Bush Attorneys Ask Appeals Court to Remove Judge in Terri’s Law Case
by Steven Ertelt
November 21, 2003
Pinellas Park, FL (LifeNews.com) — Attorneys for Florida Governor Jeb Bush have asked an appeals court to remove a judge who is at the center of the lawsuit against Terri’s Law who says he will not step down from the case.
Attorneys for Bush asked Circuit Court Judge Douglas Baird to step down because they say he will be biased against their response to the lawsuit. Baird previously indicated he thought the Terri’s Law violated Terri’s privacy rights and was "presumptively unconstitutional."
By making that claim, Baird has essentially decided the case without giving Bush an opportunity to present his side. That ought to compel Baird to step down, Bush’s attorneys say.
Baird, in a strongly-worded response, said he didn’t dispute the facts in Bush’s motion to disqualify him, but that they weren’t sufficient to require him to recuse himself.
Pat Anderson, the attorney who represents Terri’s family, said Bush’s attorneys are right to be concerned about Baird’s impartiality.
"We are hopeful that Judge Baird has not prejudged the issues, even though his written order from two weeks ago seems to say otherwise," Anderson said.
Ken Conner, the pro-life attorney who is leading Bush’s legal team, filed the motion to ask Baird to step down and it compares Baird to the Queen of Hearts in a scene from the novel Alice in Wonderland.
In the scene, the Knave stands accused of stealing tarts and the Queen says "Sentence first, verdict afterwards."
"In the Governor’s view, the findings as to the merits already made by Judge Baird … seem strangely reminiscent of the trial recounted in the Lewis Carroll fairy tale,” the motion states.
Conner defended the description of the legal situation saying, "Where literary references are apropos and have the ability to sum up a situation, sure those are used. The governor’s view was reflected in that motion by that description.”

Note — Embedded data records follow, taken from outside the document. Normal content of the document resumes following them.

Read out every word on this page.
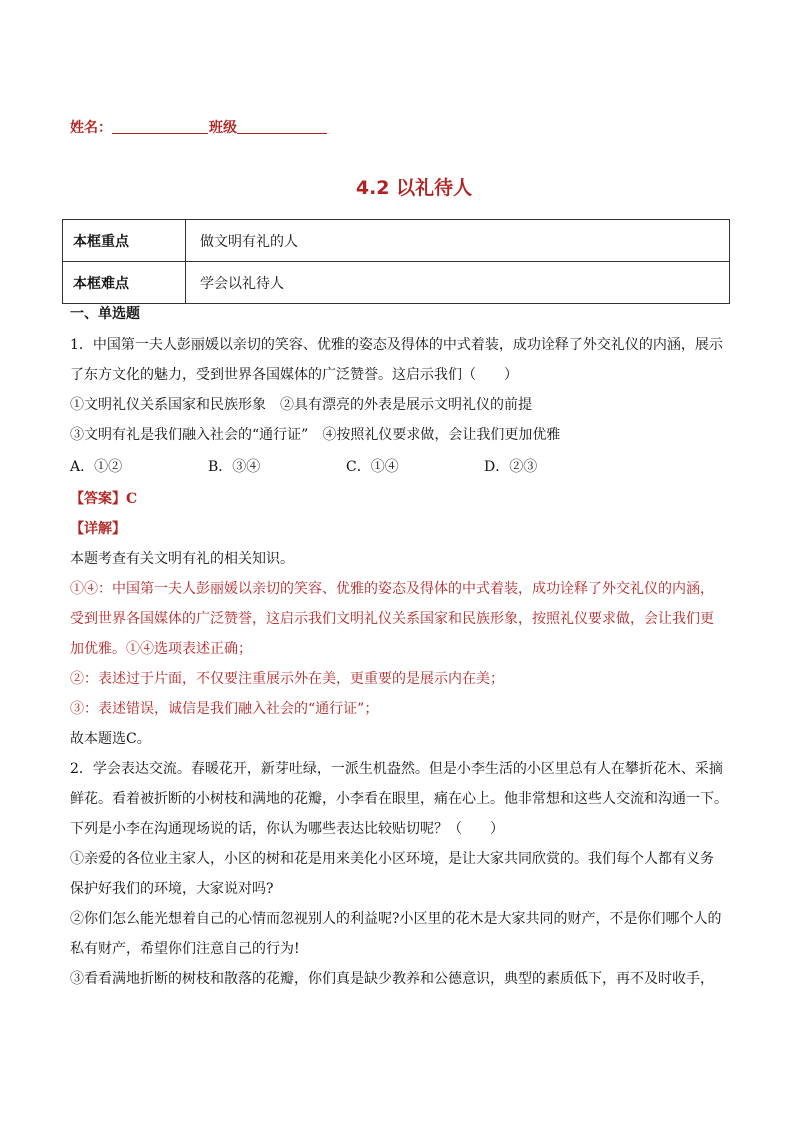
姓名：	班级
4.2 以礼待人
本框重点	做文明有礼的人
本框难点	学会以礼待人
一、单选题
1．中国第一夫人彭丽媛以亲切的笑容、优雅的姿态及得体的中式着装，成功诠释了外交礼仪的内涵，展示
了东方文化的魅力，受到世界各国媒体的广泛赞誉。这启示我们（　　）
①文明礼仪关系国家和民族形象　②具有漂亮的外表是展示文明礼仪的前提
③文明有礼是我们融入社会的“通行证”　④按照礼仪要求做，会让我们更加优雅
A．①②	B．③④	C．①④	D．②③
【答案】C
【详解】
本题考查有关文明有礼的相关知识。
①④：中国第一夫人彭丽媛以亲切的笑容、优雅的姿态及得体的中式着装，成功诠释了外交礼仪的内涵，
受到世界各国媒体的广泛赞誉，这启示我们文明礼仪关系国家和民族形象，按照礼仪要求做，会让我们更
加优雅。①④选项表述正确；
②：表述过于片面，不仅要注重展示外在美，更重要的是展示内在美；
③：表述错误，诚信是我们融入社会的“通行证”；
故本题选C。
2．学会表达交流。春暖花开，新芽吐绿，一派生机盎然。但是小李生活的小区里总有人在攀折花木、采摘
鲜花。看着被折断的小树枝和满地的花瓣，小李看在眼里，痛在心上。他非常想和这些人交流和沟通一下。
下列是小李在沟通现场说的话，你认为哪些表达比较贴切呢？（　　）
①亲爱的各位业主家人，小区的树和花是用来美化小区环境，是让大家共同欣赏的。我们每个人都有义务
保护好我们的环境，大家说对吗?
②你们怎么能光想着自己的心情而忽视别人的利益呢?小区里的花木是大家共同的财产，不是你们哪个人的
私有财产，希望你们注意自己的行为!
③看看满地折断的树枝和散落的花瓣，你们真是缺少教养和公德意识，典型的素质低下，再不及时收手，
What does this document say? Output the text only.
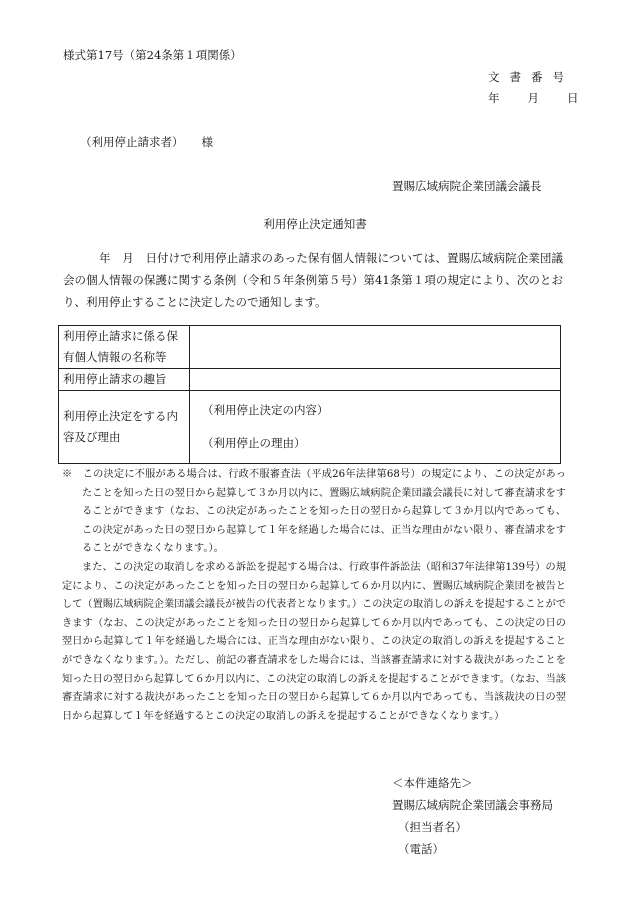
様式第17号（第24条第１項関係）
文書番号
年 月 日
（利用停止請求者） 様
置賜広域病院企業団議会議長
利用停止決定通知書

年　月　日付けで利用停止請求のあった保有個人情報については、置賜広域病院企業団議会の個人情報の保護に関する条例（令和５年条例第５号）第41条第１項の規定により、次のとおり、利用停止することに決定したので通知します。

利用停止請求に係る保有個人情報の名称等	
利用停止請求の趣旨	
利用停止決定をする内容及び理由	（利用停止決定の内容）
（利用停止の理由）

※　この決定に不服がある場合は、行政不服審査法（平成26年法律第68号）の規定により、この決定があったことを知った日の翌日から起算して３か月以内に、置賜広域病院企業団議会議長に対して審査請求をすることができます（なお、この決定があったことを知った日の翌日から起算して３か月以内であっても、この決定があった日の翌日から起算して１年を経過した場合には、正当な理由がない限り、審査請求をすることができなくなります。）。

また、この決定の取消しを求める訴訟を提起する場合は、行政事件訴訟法（昭和37年法律第139号）の規定により、この決定があったことを知った日の翌日から起算して６か月以内に、置賜広域病院企業団を被告として（置賜広域病院企業団議会議長が被告の代表者となります。）この決定の取消しの訴えを提起することができます（なお、この決定があったことを知った日の翌日から起算して６か月以内であっても、この決定の日の翌日から起算して１年を経過した場合には、正当な理由がない限り、この決定の取消しの訴えを提起することができなくなります。）。ただし、前記の審査請求をした場合には、当該審査請求に対する裁決があったことを知った日の翌日から起算して６か月以内に、この決定の取消しの訴えを提起することができます。（なお、当該審査請求に対する裁決があったことを知った日の翌日から起算して６か月以内であっても、当該裁決の日の翌日から起算して１年を経過するとこの決定の取消しの訴えを提起することができなくなります。）

＜本件連絡先＞
置賜広域病院企業団議会事務局
（担当者名）
（電話）
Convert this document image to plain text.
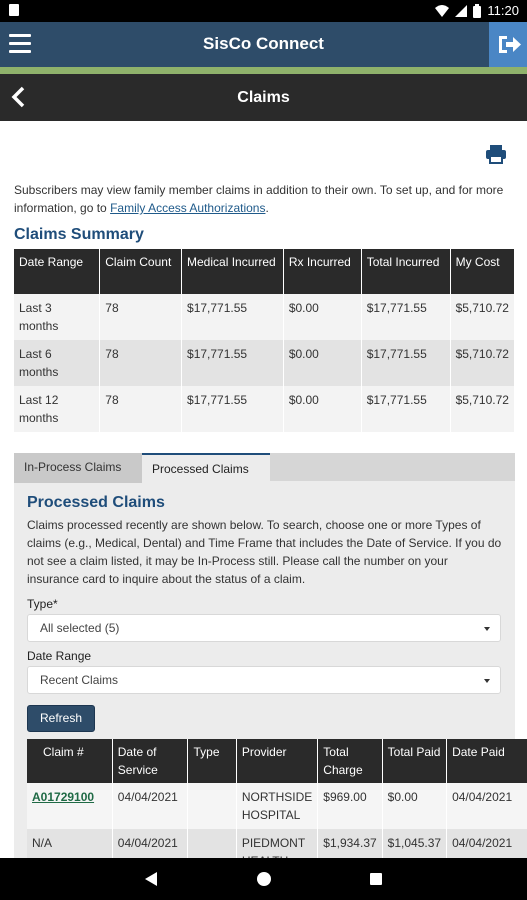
11:20
SisCo Connect
Claims
Subscribers may view family member claims in addition to their own. To set up, and for more information, go to Family Access Authorizations.
Claims Summary
Date Range	Claim Count	Medical Incurred	Rx Incurred	Total Incurred	My Cost
Last 3 months	78	$17,771.55	$0.00	$17,771.55	$5,710.72
Last 6 months	78	$17,771.55	$0.00	$17,771.55	$5,710.72
Last 12 months	78	$17,771.55	$0.00	$17,771.55	$5,710.72
In-Process Claims	Processed Claims
Processed Claims
Claims processed recently are shown below. To search, choose one or more Types of claims (e.g., Medical, Dental) and Time Frame that includes the Date of Service. If you do not see a claim listed, it may be In-Process still. Please call the number on your insurance card to inquire about the status of a claim.
Type*
All selected (5)
Date Range
Recent Claims
Refresh
Claim #	Date of Service	Type	Provider	Total Charge	Total Paid	Date Paid
A01729100	04/04/2021		NORTHSIDE HOSPITAL	$969.00	$0.00	04/04/2021
N/A	04/04/2021		PIEDMONT	$1,934.37	$1,045.37	04/04/2021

Terri’s family has praised Bush’s legal team for strongly defending the law.
"We are extremely pleased at the breadth of the Governor’s legal arguments and that he is not going to let this challenge go without a fight," said Pat Anderson, attorney for the Schindler family. "Because Terri’s life hangs in the balance, we hope the case will receive a full and impartial hearing."
George Felos, the assisted suicide advocate who is representing Michael, said he planned to file a motion arguing that Baird should not recuse himself. That is now unnecessary.
Baird has accepted arguments made by Felos, who is getting help from the ACLU, that Terri would not want to be kept alive.
Michael claims Terri made an offhanded comment saying she preferred not to be kept alive artificially. However, Michael didn’t recall the supposed statement until years after Terri’s collapse.
However, Terri’s best friend Diane Meyer recalls one of the few times Terri got mad at her was when they had just seen a television movie about Karen Ann Quinlan. Quinlan had been in a coma since collapsing six years earlier and was the subject of a bitter court battle over her parents’ decision to take her off a respirator.
Meyer told a cruel joke about Quinlan, and it upset Terri. "She went down my throat about this joke, that it was inappropriate," Meyer said previously.
She remembers Terri wondering how the doctors and lawyers could possibly know what Quinlan was really feeling or what she would want.
"Where there’s life," Meyer recalls her saying, "there’s hope."